In Carlton & Harris Chiropractic Inc. v. PDR Network, LLC, 2020 U.S. App. LEXIS 38073 (4th Cir. 2020), here, the Fourth Circuit punted to the district court the important and potentially contentious issues on remand from PDR Network, LLC v. Carlton & Harris Chiropractic, Inc., 139 S. Ct. 2051 (2019). I wrote on the Supreme Court’s opinions in PDR previously. Supreme Court Again Weighs In At the Edges on Legislative and Interpretive Rules (6/23/19; 7/2/19), here.
The Fourth Circuit held, as I reasoned in the blog, that the rule in issue (an FCC Order) was interpretive rather than legislative. If it were a legislative rule, it would have been required to be promulgated as a regulation with notice and comment and, since it was not so promulgated, the Rule does not fail for that reason. As an interpretive rule, however, the interpretation in the rule would be subject to Chevron analysis and potential deference if Chevron applied to such subregulatory guidance (Chevron does not) and to potential Skidmore analysis if not Chevron-eligible.
I do note that the Fourth Circuit muddles the analysis of the difference between legislative rules (which must be notice and comment regulations) and interpretive rules (which may, but need not be and usually are not, notice and comment regulations). As I have noted often in this blog and in an article which I cite and link below, there are two relevant categories of interpretive rules – interpretive rules with notice and comment and interpretive rules without notice and comment. The latter, in IRS lingo (and much administrative law lingo), are referred to as subregulatory interpretive rules. Interpretive rules in notice and comment regulations are subject to the Chevron interpretive regime testing whether the interpretation is a reasonable interpretation and, usually, requiring Chevron deference if the interpretation is reasonable. Although the Supreme Court has suggested that some subregulatory interpretations might be entitled to Chevron deference, I am not aware of any instance in which the Supreme Court or any other court has given Chevron deference to subregulatory interpretations.

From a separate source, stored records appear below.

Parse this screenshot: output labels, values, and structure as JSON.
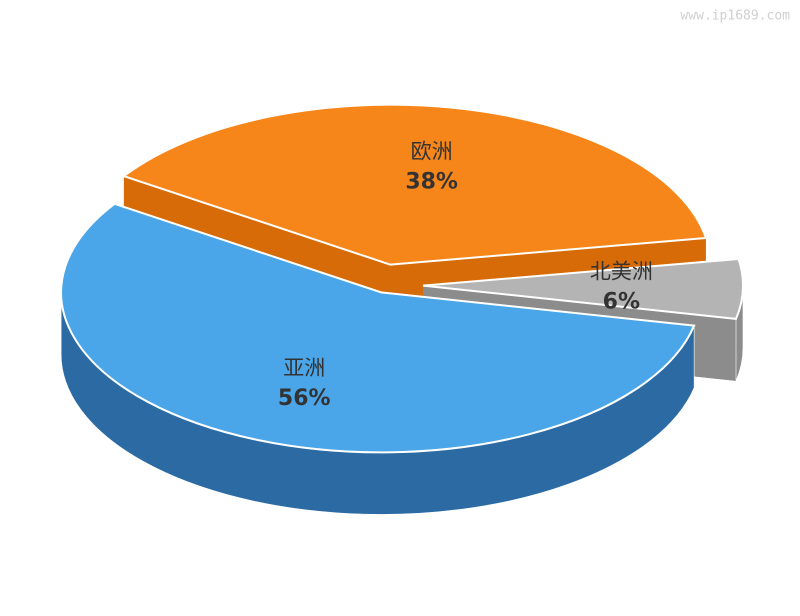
{
  "watermark": "www.ip1689.com",
  "chart_data": {
    "type": "pie",
    "categories": [
      "亚洲",
      "欧洲",
      "北美洲"
    ],
    "values": [
      56,
      38,
      6
    ],
    "value_labels": [
      "56%",
      "38%",
      "6%"
    ],
    "colors": [
      "#4aa6e8",
      "#f7861a",
      "#b4b4b4"
    ],
    "side_colors": [
      "#2b6aa3",
      "#d76b08",
      "#8c8c8c"
    ]
  }
}
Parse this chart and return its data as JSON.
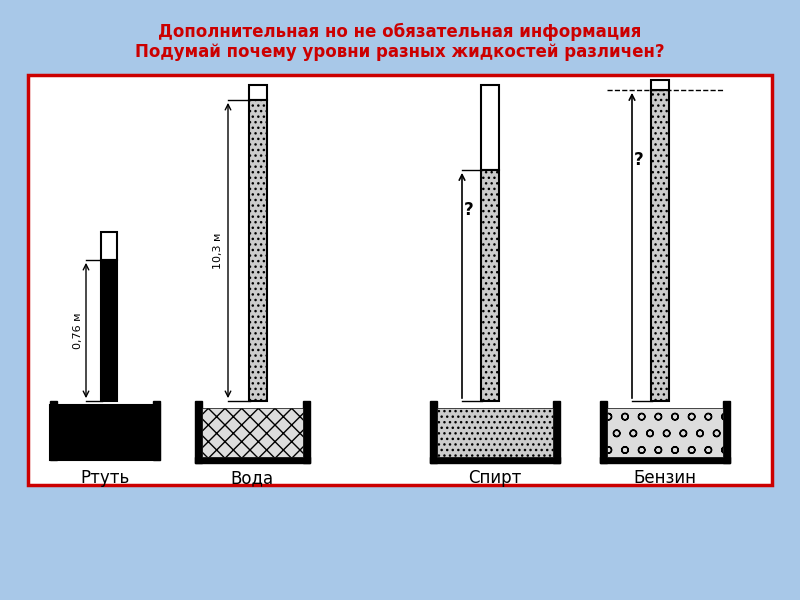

Now, I quibble with the following paragraph of the Fourth Circuit’s opinion:
The convenience of having to jump through fewer procedural hoops to issue agency guidance, however, "comes at a price: Interpretive rules 'do not have the force and effect of law and are not accorded that weight in the adjudicatory process.'" Perez, 575 U.S. at 97 (quoting Shalala v. Guernsey Mem'l Hosp., 514 U.S. 87, 99, 115 S. Ct. 1232, 131 L. Ed. 2d 106 (1995)); see also Batterton v. Francis, 432 U.S. 416, 425 n.9, 97 S. Ct. 2399, 53 L. Ed. 2d 448 (1977) ("[A] court is not required to give effect to an interpretative regulation."). The 2006 FCC Rule is interpretive, and so the district court wasn't bound by it.